The AWS Velero plugin is used for S3 support and the CSI plugin for volume snapshots. The CSI plugin uses Kubernetes generic support for Volume Snapshots, which is implemented for OpenStack by the Cinder CSI plugin.

Configuration

To enable backup and restore functionality, the following variables must be set in your environment:

environments/my-site/inventory/group_vars/all/variables.yml
# Enable Velero
velero_enabled: true

# The URL of the S3 storage endpoint
velero_s3_url: <object-store-endpoint-url>

# The name of the bucket to use for backups
velero_bucket_name: <bucket-name>

Bucket must already exist

The specified bucket must already exist - neither azimuth-ops nor Velero will create it.

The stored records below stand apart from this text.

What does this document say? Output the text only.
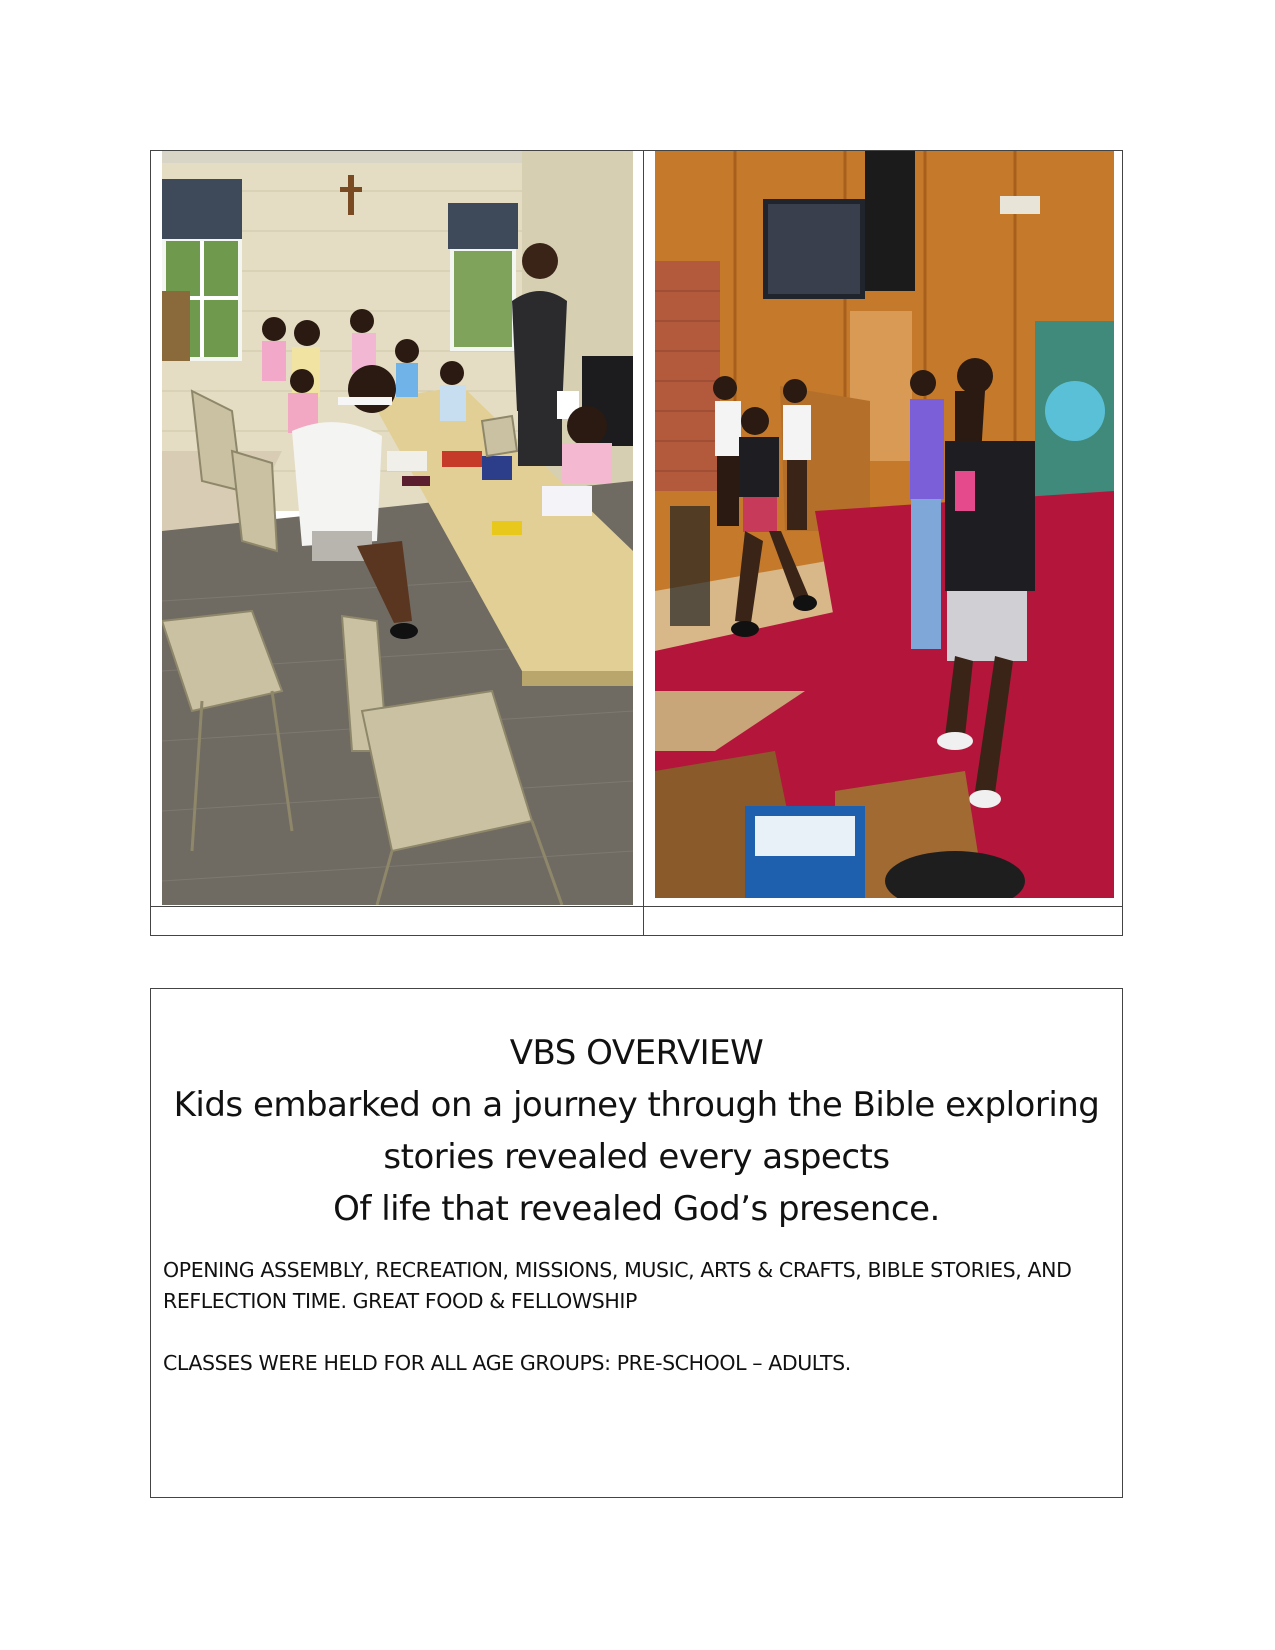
VBS OVERVIEW
Kids embarked on a journey through the Bible exploring
stories revealed every aspects
Of life that revealed God’s presence.
OPENING ASSEMBLY, RECREATION, MISSIONS, MUSIC, ARTS & CRAFTS, BIBLE STORIES, AND
REFLECTION TIME. GREAT FOOD & FELLOWSHIP
CLASSES WERE HELD FOR ALL AGE GROUPS: PRE-SCHOOL – ADULTS.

You will also need to consult the documentation for your S3 provider to obtain S3 credentials for the bucket, and add the access key ID and secret to the following variables:

environments/my-site/inventory/group_vars/all/secrets.yml
# Access key ID and secret for accessing the S3 bucket
velero_aws_access_key_id: <s3-access-key-id>
velero_aws_secret_access_key: <s3-secret-value>

Generating credentials for Keystone-integrated Ceph Object Gateway

If the S3 target is Ceph Object Gateway integrated with Keystone, a common configuration with OpenStack clouds, S3 credentials can be generated using the following:

openstack ec2 credentials create

Danger

The S3 credentials should be kept secret. If you want to keep them in Git - which is recommended - then they must be encrypted.

Velero CLI

The Velero installation process also installs the Velero CLI on the Azimuth seed node, which can be used to inspect the state of the backups:

On the seed node, with the kubeconfig for the HA cluster exported
# List the configured backup locations
velero backup-location get

# List the backups and their statuses
velero backup get

See velero -h for other useful commands.

Restoring from a backup

To restore from a backup, you must first know the name of the target backup. This can be inferred from the object names in S3 if the Velero CLI is no longer available.

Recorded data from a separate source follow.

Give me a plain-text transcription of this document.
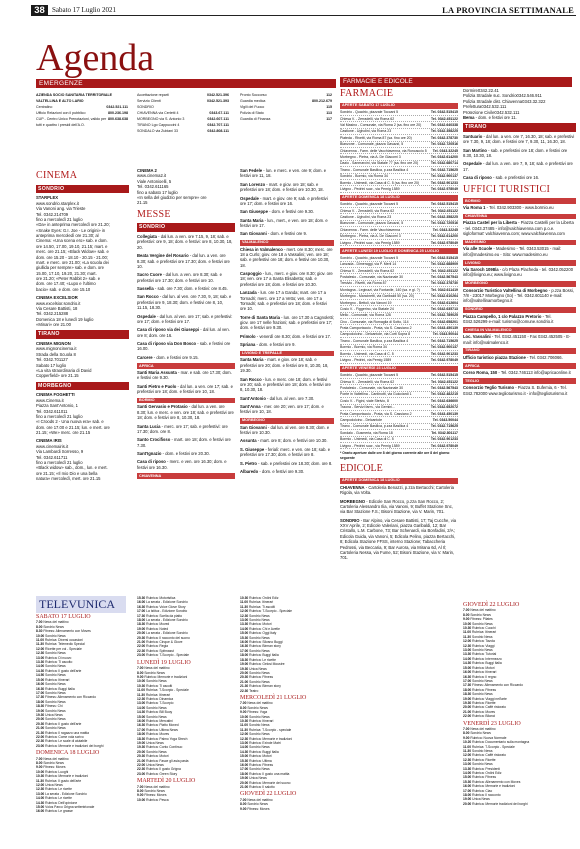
38	Sabato 17 Luglio 2021	LA PROVINCIA SETTIMANALE
Agenda
EMERGENZE
AZIENDA SOCIO SANITARIA TERRITORIALE VALTELLINA E ALTO LARIO
Centralino	0342.521.111
Ufficio Relazioni con il pubblico	800.236.198
CUP - Centro Unico Prenotazioni, valido per tutti e quattro i presidi dell'A.O.
800.638.638
Accettazione reparti	0342.521.396
Servizio Clienti	0342.521.393
SONDRIO
CHIAVENNA via Cerletti 4	0343.67.111
MORBEGNO via S. Antonio 3	0342.607.111
TIRANO Lgo Cappuccini 4	0342.707.111
SONDALO via Zubiani 33	0342.808.111
Pronto Soccorso	112
Guardia medica	800.212.679
Vigili del Fuoco	115
Polizia di Stato	113
Guardia di Finanza	117
FARMACIE E EDICOLE
CINEMA
SONDRIO
STARPLEX
www.sondrio.starplex.it
Via Vanoni ang. via Trieste
Tel. 0342.214709
fino a mercoledì 21 luglio
«Da» in anteprima mercoledì ore 21.20;
«Snake Eyes: G.I. Joe - Le origini» in
anteprima mercoledì ore 21.30; al
Cinema: «Una scena ero» sab. e dom.
ore 14.50, 17.00, 19.10, 21.15; mart. e
merc. ore 21.15; «Black Widow» sab. e
dom. ore 15.20 - 18.10 - 20.15 - 21.00;
mart. e merc. ore 21.00; «La scuola dei
giullida per sempre» sab. e dom. ore
15.00, 17.10, 19.20, 21.30; mart.
ore 21.20; «Peter Rabbit 2» sab. e
dom. ore 17.40; «Lupo e l'ultimo
bacio» sab. e dom. ore 15.10
CINEMA EXCELSIOR
www.excelsior.sondrio.it
Via Cesare Battisti, 18
Tel. 0342.215288
Domenica 18 e lunedì 19 luglio
«Minari» ore 21.00
TIRANO
CINEMA MIGNON
www.mignoncinema.it
Strada della Scuola 8
Tel. 0342.701127
Sabato 17 luglio
«La vita straordinaria di David
Copperfield» ore 21.15
MORBEGNO
CINEMA FOGHETTI
www.Cinema.it
Piazza Sant'Antonio, 1
Tel. 0342.611011
fino a mercoledì 21 luglio
«I Croods 2 - Una nuova era» sab. e
dom. ore 17.00 e 21.15; lun. e mert. ore
21.15; «We» merc. ore 21.15
CINEMA IRIS
www.cinemairis.it
Via Lambardi Sorresso, 9
Tel. 0342.611711
fino a mercoledì 21 luglio
«Black widow» sab., dom., lun. e mert.
ore 21.15; «Il mio Dio e una bella
natura» mercoledì, mert. ore 21.15
CINEMA 2
www.cinema2.it
Viale Antonioelli, 5
Tel. 0342.611165
fino a sabato 17 luglio
«In sella del giudizio per sempre» ore
21.15
MESSE
SONDRIO
Collegiata - dal lun. a ven. ore 7.15, 9, 18; sab. e prefestivi: ore 9, 18; dom. e festivi: ore 8, 10.30, 18, 20.
Beata Vergine del Rosario - dal lun. a ven. ore 8.30; sab. e prefestivi ore 17.30; dom. e festivi ore 10.
Sacro Cuore - dal lun. a ven. ore 8.30; sab. e prefestivi ore 17.30; dom. e festivi ore 10.
Sassella - sab. ore 7.30; dom. e festivi: ore 8.45.
San Rocco - dal lun. al ven. ore 7.30, 9, 18; sab. e prefestivi ore 9, 18.30; dom. e festivi ore 8, 10, 11.15, 18.30.
Ospedale - dal lun. al ven. ore 17; sab. e prefestivi: ore 17; dom. e festivi ore 17.
Casa di riposo via dei Giuseppi - dal lun. al ven. ore 8; dom. ore 16.
Casa di riposo via Don Bosco - sab. e festivi ore 16.00.
Carcere - dom. e festivi ore 9.15.
APRICA
Santi Maria Assunta - mar. e sab. ore 17.30; dom. e festivi ore 9.30.
Santi Pietro e Paolo - dal lun. a ven. ore 17; sab. e prefestivi ore 18; dom. e festivi ore 10, 18.
BORMIO
Santi Gervasio e Protasio - dal lun. a ven. ore 8.30; lun. e merc. e ven. ore 18; sab. e prefestivi ore 18; dom. e festivi ore 8, 10.30, 18.
Santa Lucia - merc. ore 17; sab. e prefestivi: ore 17.30; dom. ore 8.
Santo Crocifisso - mart. ore 18; dom. e festivi ore 7.30.
Sant'Ignazio - dom. e festivi ore 20.30.
Casa di riposo - merc. e ven. ore 16.30; dom. e festivi ore 16.30.
CHIAVENNA
San Fedele - lun. e merc. e ven. ore 9; dom. e festivi ore 11, 18.
San Lorenzo - mart. e giov. ore 18; sab. e prefestivi ore 18; dom. e festivi ore 10.30, 18.
Ospedale - mart. e giov. ore 9; sab. e prefestivi ore 17; dom. e festivi ore 16.
San Giuseppe - dom. e festivi ore 9.30.
Santa Maria - lun., mert., e ven. ore 18; dom. e festivi ore 17.
San Giovanni - dom. e festivi ore 9.
VALMALENCO
Chiesa in Valmalenco - mert. ore 8.30; merc. ore 18 a Curlo; giov. ore 18 a Vassalini; ven. ore 18; sab. e prefestivi ore 18; dom. e festivi ore 10.30, 18.
Caspoggio - lun., merc. e giov. ore 8.30; giov. ore 18; ven. ore 17 a Santa Elisabetta; sab. e prefestivi ore 18; dom. e festivi ore 10.30.
Lanzada - lun. ore 17 a Ganda; mart. ore 17 a Tornadri; merc. ore 17 a Vetto; ven. ore 17 a Tornadri; sab. e prefestivi ore 18; dom. e festivi ore 10.
Torre di Santa Maria - lun. ore 17.30 a Cagnoletti; giov. ore 17 nelle frazioni; sab. e prefestivi ore 17; dom. e festivi ore 9.30.
Primolo - venerdì ore 8.30; dom. e festivi ore 17.
Spriana - dom. e festivi ore 9.
LIVIGNO E TREPALLE
Santa Maria - mart. e giov. ore 18; sab. e prefestivi ore 20; dom. e festivi ore 8, 10.30, 18, 19.30.
San Rocco - lun. e merc. ore 18; dom. e festivi ore 20; sab. e prefestivi ore 18; dom. e festivi ore 8, 10.30, 18.
Sant'Antonio - dal lun. al ven. ore 7.30.
Sant'Anna - mer. ore 20; ven. ore 17; dom. e festivi ore 10, 18.
MORBEGNO
San Giovanni - dal lun. al ven. ore 8.30; dom. e festivi ore 10.30.
Assunta - mart. ore 8; dom. e festivi ore 10.30.
S. Giuseppe - feriali: merc. e ven. ore 18; sab. e prefestivi ore 17.30; dom. e festivi ore 8.
S. Pietro - sab. e prefestivi ore 18.30; dom. ore 8.
Albaredo - dom. e festivi ore 9.30.
FARMACIE
APERTE SABATO 17 LUGLIO
Sondrio - Quadrio, piazzale Toccani 5	Tel. 0342.515415
Chiesa V. - Zerradelli, via Roma 62	Tel. 0342.451122
Val Masino - Comunale, via Roma 2 (sa. fino ore 20)	Tel. 0342.640338
Castione - Ugholini, via Roma 23	Tel. 0342.358225
Piateda - Rivetti, via Roma 87 (sa. fino ore 20)	Tel. 0342.378730
Bianzone - Comunale, piazza Gavazzi, 5	Tel. 0342.720516
Chiavenna - Farm. delle Vacchiavenna, via Roncaccio 5 Tel. 0343.32245
Morbegno - Pietra, via A. De Giacomi 3	Tel. 0342.614200
Dazio - Sanmarcini, via Statale 77 (sa. fino ore 20)	Tel. 0342.680714
Tirano - Comunale Basilica, p.zza Basilica 4	Tel. 0342.715625
Sondrio - Bormio, via Roma 34	Tel. 0342.900137
Bormio - Unimedi, via Casa di C. 5 (sa. fino ore 20)	Tel. 0342.901233
Livigno - Pedrini sucr., via Pemig 1589	Tel. 0342.978049
APERTE DOMENICA 18 LUGLIO
Sondrio - Quadrio, piazzale Toccani 5	Tel. 0342.515415
Chiesa V. - Zerradelli, via Roma 62	Tel. 0342.451122
Castione - Ugholini, via Roma 23	Tel. 0342.358225
Bianzone - Comunale, piazza Gavazzi, 5	Tel. 0342.720516
Chiavenna - Farm. delle Vacchiavenna	Tel. 0343.32245
Morbegno - Pietra, via A. De Giacomi 3	Tel. 0342.614200
Livigno - Pedrini sucr., via Pemig 1589	Tel. 0342.978049
APERTE LUNEDÌ 19 LUGLIO E DOMENICA 25 LUGLIO
Sondrio - Quadrio, piazzale Toccani 5	Tel. 0342.515415
Lanzada - Dimeraggi, via P. Merli 14	Tel. 0342.688909
Chiesa V. - Zerradelli, via Roma 62	Tel. 0342.451122
Postalesio - Comunale, via Nazionale 30	Tel. 0342.567543
Tresivio - Rivetti, via Roma 87	Tel. 0342.378730
Montagna - Leginazi, via Fontanile, 140 (sa. e gi. ?)	Tel. 0342.611419
Morbegno - Mancinetti, via Garibaldi 50 (sa. 20)	Tel. 0342.610264
Morbegno - Bettoli, via Vanoni 19	Tel. 0342.612604
Cosio V. - Figgerino, via Statale 24	Tel. 0342.635713
Mello - Comunale, via Roma 126	Tel. 0342.789025
Civo - Comunale, via Romaglia di Sotto, 114	Tel. 0342.658201
Prata Camportaccio - Prata, via S. Cassiano 2	Tel. 0343.450139
Campodolcino - Delcantole, via Corti Sopra 8	Tel. 0343.50044
Tirano - Comunale Basilica, p.zza Basilica 4	Tel. 0342.715625
Bormio - Bormio, via Roma 34	Tel. 0342.900137
Bormio - Unimedi, via Casa di C. 5	Tel. 0342.901233
Livigno - Pedrini, via Pemig 1589	Tel. 0342.978049
APERTE VENERDÌ 23 LUGLIO
Sondrio - Quadrio, piazzale Toccani 5	Tel. 0342.515415
Chiesa V. - Zerradelli, via Roma 62	Tel. 0342.451122
Postalesio - Comunale, via Nazionale 30	Tel. 0342.567543
Ponte in Valtellina - Cantinotti, via Guicciardi 1	Tel. 0342.482215
Cosio V. - Figini, viale Stelvio, 8	Tel. 0342.636600
Traona - Servizi farm., via Gemini...	Tel. 0342.652072
Prata Camportaccio - Prata, via S. Cassiano 2	Tel. 0343.450139
Campodolcino - Delcantole	Tel. 0343.50044
Tirano - Comunale Basilica, p.zza Basilica 4	Tel. 0342.715625
Sondalo - Gusmeria, via Roma 18	Tel. 0342.801117
Bormio - Unimedi, via Casa di C. 5	Tel. 0342.901233
Livigno - Pedrini sucr., via Pemig 1589	Tel. 0342.978049
* Orario aperture dalle ore 8 del giorno corrente alle ore 8 del giorno seguente
EDICOLE
APERTE DOMENICA 18 LUGLIO
CHIAVENNA - Cartoleria Benazzi, p.zza Bertacchi; Cartoleria Rigola, via Volta.
MORBEGNO - Edicole San Rocco, p.zza San Rocco, 2; Cartoleria Alessandro Ilia, via Vanoni, 9; Buffet Stazione Snc, via Bar Stazione F.S.; Bisoni Stazione, via V. Marin, 701.
SONDRIO - Bar Alpino, via Cesare Battisti, 17; Taj Cucche, via XXV Aprile, 2; Edicole Valeriani, piazza Garibaldi, 12; Bar Cristallo, L.M. Carbone, 73; Bar Schenardi, via Bonfadini, 2/A; Edicola Guida, via Vanoni, 5; Edicola Pelino, piazza Bertacchi, 8; Edicola Stazione FFSS, interno Stazione; Tabaccheria Pedrossi, via Beccaria, 9; Bar Aurora, via Mirana 6d, Al Il; Cartoleria Nessa, via Fume, 52; Bisoni Stazione, via V. Marin, 701.
Dormire0342.22.41
Polizia Stradale suc. Sondrio0342.546.911
Polizia Stradale dist. Chiavenna0343.32.322
Prefettura0342.532.111
Protezione Civile0342.532.111
Bema - dom. e festivi ore 11.
TIRANO
Santuario - dal lun. a ven. ore 7, 16.30, 18; sab. e prefestivi ore 7.30, 9, 18; dom. e festivi ore 7, 9.30, 11, 16.30, 18.
San Martino - sab. e prefestivi ore 18; dom. e festivi ore 8.30, 10.30, 18.
Ospedale - dal lun. a ven. ore 7, 9, 18; sab. e prefestivi ore 17.
Casa di riposo - sab. e prefestivi ore 16.
UFFICI TURISTICI
BORMIO
Via Roma 1 - Tel. 0342.903300 - www.bormio.eu
CHIAVENNA
Piazza Castel per la Liberta - Piazza Castelli per la Liberta - tel. 0343.37485 - info@valchiavenna.com p.o.e. sigloformat' valchiavenna.com; www.valchiavenna.com
MADESIMO
Via alle Scuole - Madesimo - Tel. 0343.53015 - mail: info@madesimo.eu - Sito: www.madesimo.eu
LIVIGNO
Via Saroch 1098/a - c/o Plaza Placheda - tel. 0342.052200 info@livigno.eu; www.livigno.eu
MORBEGNO
Consorzio Turistico Valtellina di Morbegno - p.zza Bossi, 7/8 - 23017 Morbegno (So) - Tel. 0342.601140 e-mail: info@valtellinamorbegno.it
SONDRIO
Piazza Campello, 1 c/o Palazzo Pretorio - Tel. 0342.526299 e-mail: turismo@comune.sondrio.it
CHIESA IN VALMALENCO
Loc. Vassalini - Tel. 0342.451150 - Fax 0342.452505 - E-mail: info@valmalenco.it
TIRANO
Ufficio turistico piazza Stazione - Tel. 0342.706066.
APRICA
Corso Roma, 150 - Tel. 0342.746113 info@apricaonline.it
TEGLIO
Consorzio Teglio Turismo - Piazza S. Eufemia, 6 - Tel. 0342.782000 www.teglioturismo.it - info@teglioturismo.it
TELEVUNICA
SABATO 17 LUGLIO
7.00 News del mattino
8.00 Sondrio News
8.30 Fitness: Allenamento con Moves
10.00 Sondrio News
11.00 Rubrica: Diversi occasioni
11.30 Rubrica: Telemedic Special
12.00 Ricette per voi - Speciale
12.30 Sondrio News
13.00 Rubrica: Di nuovo
13.30 Rubrica: Ti ascolto
14.00 Sondrio News
14.30 Rubrica: Il gusto dell'arte
14.50 Sondrio News
15.00 Rubrica: Itinerari
16.00 Sondrio News
16.30 Rubrica: Buggi Italia
17.00 Sondrio News
17.30 Fitness: Allenamento con Riccardo
18.00 Sondrio News
18.30 Fitness: Chi
19.00 Sondrio News
19.30 Unica News
20.00 Sondrio News
20.30 Rubrica: Il gusto dell'arte
21.00 Sondrio News
21.30 Rubrica: Il ragazzo una mattia
22.00 Rubrica: Come vola scrivo
22.30 Rubrica: Le scale di aiutabile
23.00 Rubrica: Memorie e tradizioni dei borghi
DOMENICA 18 LUGLIO
7.00 News del mattino
8.00 Sondrio News
9.00 Fitness: Moves
10.00 Rubrica: Luoghi
10.30 Rubrica: Memorie e tradizioni
11.30 Rubrica: Il gusto dell'arte
12.00 Unica News
12.30 Rubrica: Le ricette
13.00 La serata - Edizione Sondrio
14.00 Rubrica: Le ricette
14.30 Rubrica: Dell'opinione
15.00 Volos Parco Grigna settentrionale
16.00 Rubrica: Le grasse
15.30 Rubrica: Motoristica
16.00 La serata - Edizione Sondrio
16.30 Rubrica: Voice Giove Story
17.00 La Istituz - Edizione Sondrio
17.30 Rubrica: Scelta da piatto
18.00 La serata - Edizione Sondrio
18.30 Rubrica: Moved
19.00 Rubrica: Noted
20.00 La serata - Edizione Sondrio
20.30 Rubrica: Il racconto del suono
21.00 Rubrica: Cinque & Giove
22.00 Rubrica: Regia
22.30 Rubrica: Spitmasst
23.00 Rubrica: T-Scorpio - Speciale
LUNEDÌ 19 LUGLIO
7.00 News del mattino
8.00 Sondrio News
9.00 Rubrica: Memorie e tradizioni
10.00 Sondrio News
10.30 Rubrica: Ti ascolti
11.00 Rubrica: T-Scorpio - Speciale
11.30 Rubrica: Itinerari
12.30 Rubrica: Dinamica
13.00 Rubrica: T-Scorpio
14.00 Sondrio News
14.30 Rubrica: Bill Buoy
15.00 Sondrio News
16.00 Rubrica: Mercatini
16.30 Rubrica: Piatto Moved
17.00 Rubrica: Ultima News
18.00 Rubrica: Moves
18.30 Rubrica: Palmo Yoga Strech
19.00 Unica News
19.30 Rubrica: Conto Continuo
20.00 Sondrio News
20.30 Rubrica: Motori
21.00 Rubrica: Fasce gli asia pasta
22.00 Unica News
22.30 Rubrica: Il gusto Grigna
23.00 Rubrica: Green Story
MARTEDÌ 20 LUGLIO
7.00 News del mattino
8.00 Sondrio News
9.00 Fitness: Moves
10.00 Rubrica: Pesca
10.30 Rubrica: Ordini Ediz
11.00 Rubrica: Itinerari
11.30 Rubrica: Ti ascolti
12.00 Rubrica: T-Scorpio - Speciale
12.30 Sondrio News
13.00 Sondrio News
13.30 Rubrica: Motori
14.00 Rubrica: Chi e Avetle
15.00 Rubrica: Oggi Italy
15.30 Sondrio News
16.00 Rubrica: Silvano Buggi
16.30 Rubrica: Birman story
17.00 Sondrio News
18.00 Rubrica: Buggi Italia
18.30 Rubrica: Le ricette
19.00 Rubrica: Gelosi Moustre
19.30 Unica News
20.00 Sondrio News
20.30 Rubrica: Fitness
21.00 Sondrio News
21.30 Rubrica: Birman story
22.30 Teatro
MERCOLEDÌ 21 LUGLIO
7.00 News del mattino
8.00 Sondrio News
9.00 Fitness: Yoga
10.00 Sondrio News
10.30 Rubrica: Itinerari
11.00 Sondrio News
11.30 Rubrica: T-Scorpio - speciale
12.00 Sondrio News
12.30 Rubrica: Memorie e tradizioni
13.00 Rubrica: Exinde Matri
14.00 Sondrio News
14.30 Rubrica: Buggi Italia
15.00 Rubrica: Motori
15.30 Rubrica: Ultima
16.00 Rubrica: Fitness
17.00 Sondrio News
18.00 Rubrica: Il gusto una mattia
19.00 Unica News
20.00 Rubrica: Memorie del suono
21.00 Rubrica: Il salotto
GIOVEDÌ 22 LUGLIO
7.00 News del mattino
8.00 Sondrio News
9.00 Fitness: Moves
GIOVEDÌ 22 LUGLIO
7.00 News del mattino
8.00 Sondrio News
9.00 Fitness: Pilates
10.00 Sondrio News
10.30 Rubrica: Cuochi
11.00 Rubrica: Itinerari
11.30 Sondrio News
12.00 Rubrica: Tavola
12.30 Rubrica: Viaggi
13.00 Sondrio News
13.30 Rubrica: Tutorial
14.00 Rubrica: Intermezzo
14.30 Rubrica: Buggi Italia
15.00 Rubrica: Motori
16.00 Rubrica: Itinerari
16.30 Rubrica: Il regno
17.00 Sondrio News
17.30 Fitness: Allenamento con Riccardo
18.00 Rubrica: Fitness
18.30 Sondrio News
19.00 Rubrica: Viaggi nell'arte
19.30 Rubrica: Ricette
20.00 Rubrica: Caffè ristorato
21.00 Rubrica: Moves
22.00 Rubrica: Bilanci
VENERDÌ 23 LUGLIO
7.00 News del mattino
8.00 Sondrio News
9.00 Rubrica: Nuova Normale
10.20 Rubrica: Documentario sulla montagna
11.00 Rubrica: T-Scorpio - Speciale
11.30 Sondrio News
12.00 Rubrica: Caffè ristorato
12.30 Rubrica: Ricette
13.00 Sondrio News
13.30 Rubrica: Presidenti
14.00 Rubrica: Ordini Ediz
15.00 Rubrica: Fitness
15.30 Rubrica: Allenamento con Moves
16.00 Rubrica: Memorie e tradizioni
17.00 Rubrica: Ciao
18.00 Rubrica: Il racconto
19.00 Unica News
20.00 Rubrica: Memorie tradizioni dei borghi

Once you have the name of the backup to restore, run the following command with your environment activated (similar to a provision):

ansible-playbook azimuth_cloud.azimuth_ops.restore \
  -e velero_restore_backup_name=<backup name>

This will provision a new HA cluster, restore the backup onto it and then bring the installation up-to-date with your configuration.

Performing ad-hoc backups

In order to perform ad-hoc backups using the same config parameters as the installed backup schedule, run the following Velero CLI command from the seed node:

On the seed node, with the kubeconfig for the HA cluster exported
velero backup create --from-schedule default

This will begin the backup process in the background. The status of this backup (and others) can be viewed with the velero backup get command shown above.

Tip

Ad-hoc backups will have the same time-to-live as the configured schedule backups (default = 7 days). To change this, pass the --ttl <hours> option to the velero backup create command.

Modifying the backup schedule

The following config options are available for modifying the regular backup schedule:

environments/my-site/inventory/group_vars/all/variables.yml
# Whether or not to perform scheduled backups
velero_backup_schedule_enabled: true
# Name for backup schedule kubernetes resource
velero_backup_schedule_name: default
# Schedule to use for backups (defaults to every day at midnight)
# See https://en.wikipedia.org/wiki/Cron for format options
velero_backup_schedule: "0 0 * * *"
# Time-to-live for existing backups (defaults to 1 week)
# See https://pkg.go.dev/time#ParseDuration for duration format options
velero_backup_ttl: "168h"

Note

Setting velero_backup_schedule_enabled: false does not prevent the backup schedule from being installed - instead it sets the schedule state to paused.

This allows for ad-hoc backups to still be run on demand using the configured backup parameters.


Last update: August 8, 2024
Created: March 22, 2024